Originally posted by Grate the Vraya
If the knowledge is deep but specific, then, while it becomes power in specific cases, it is useless in others, and if the knowledge is broad but vague, it becomes power in most cases, but, because of the lack of depth, the use is limited.
Fortunately we don't have to make these extreme compromises in real life. We gain deep knowledge of the things that are important in our lives and that interest us while we gain shallow knowledge of the irrelevant or boring things.
Originally posted by Grate the Vraya
Let us also not forget the price of knowledge. To gain knowledge requires time, and takes space in memory.
So? Everything takes time and that space in your memory isn't getting used for anything else.

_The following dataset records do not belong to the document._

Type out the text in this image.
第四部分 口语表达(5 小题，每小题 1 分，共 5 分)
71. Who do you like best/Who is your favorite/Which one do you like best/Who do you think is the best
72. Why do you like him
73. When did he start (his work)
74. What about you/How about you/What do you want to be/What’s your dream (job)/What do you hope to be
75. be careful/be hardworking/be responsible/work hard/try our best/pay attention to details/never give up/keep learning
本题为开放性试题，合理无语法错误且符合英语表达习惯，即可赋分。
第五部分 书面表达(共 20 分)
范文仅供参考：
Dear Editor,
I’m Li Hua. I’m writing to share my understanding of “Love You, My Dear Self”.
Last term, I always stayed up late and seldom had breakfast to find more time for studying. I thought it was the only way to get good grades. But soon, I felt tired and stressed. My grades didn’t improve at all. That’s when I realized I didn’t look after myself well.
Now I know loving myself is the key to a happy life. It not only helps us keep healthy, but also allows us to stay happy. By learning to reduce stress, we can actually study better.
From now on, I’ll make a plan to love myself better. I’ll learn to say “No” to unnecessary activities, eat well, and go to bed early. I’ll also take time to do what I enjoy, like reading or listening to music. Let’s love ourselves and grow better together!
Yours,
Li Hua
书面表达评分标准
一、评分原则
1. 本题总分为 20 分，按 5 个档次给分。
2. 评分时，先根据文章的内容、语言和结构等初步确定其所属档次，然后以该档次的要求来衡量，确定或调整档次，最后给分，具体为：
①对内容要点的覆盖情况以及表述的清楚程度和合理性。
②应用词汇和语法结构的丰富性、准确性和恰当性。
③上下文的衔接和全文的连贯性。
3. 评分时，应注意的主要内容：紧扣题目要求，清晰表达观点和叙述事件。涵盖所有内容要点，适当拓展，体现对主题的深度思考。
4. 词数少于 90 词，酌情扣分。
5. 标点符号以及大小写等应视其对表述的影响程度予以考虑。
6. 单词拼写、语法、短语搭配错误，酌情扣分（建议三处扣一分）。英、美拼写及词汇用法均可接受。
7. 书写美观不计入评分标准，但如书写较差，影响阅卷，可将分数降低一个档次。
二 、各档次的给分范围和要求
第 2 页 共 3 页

Originally posted by Grate the Vraya
Sometimes gaining knowledge produces stress because of the new questions that are revealed.
I would count that as a good thing, not a price.
Originally posted by Grate the Vraya
Gaining knowledge therefore reduces the amount of time that can be spent doing other things, and, as I have pointed out above, in most cases, its use is limited.
The vast majority of knowledge you have is useful. The knowledge of how to open doors, chew food, walk, jump, count. You can't seriously be proposing that we shouldn't seek out knowledge because we might be wasting time. Everything around you came about because someone used knowledge to solve a problem.
Originally posted by Grate the Vraya
So, while I'm not saying that knowledge is a curse, I do believe that it is a gamble.
Except that in this case not gambling is an instant loss (ie if you know nothing you're far worse off than the guy who just knows some trivia).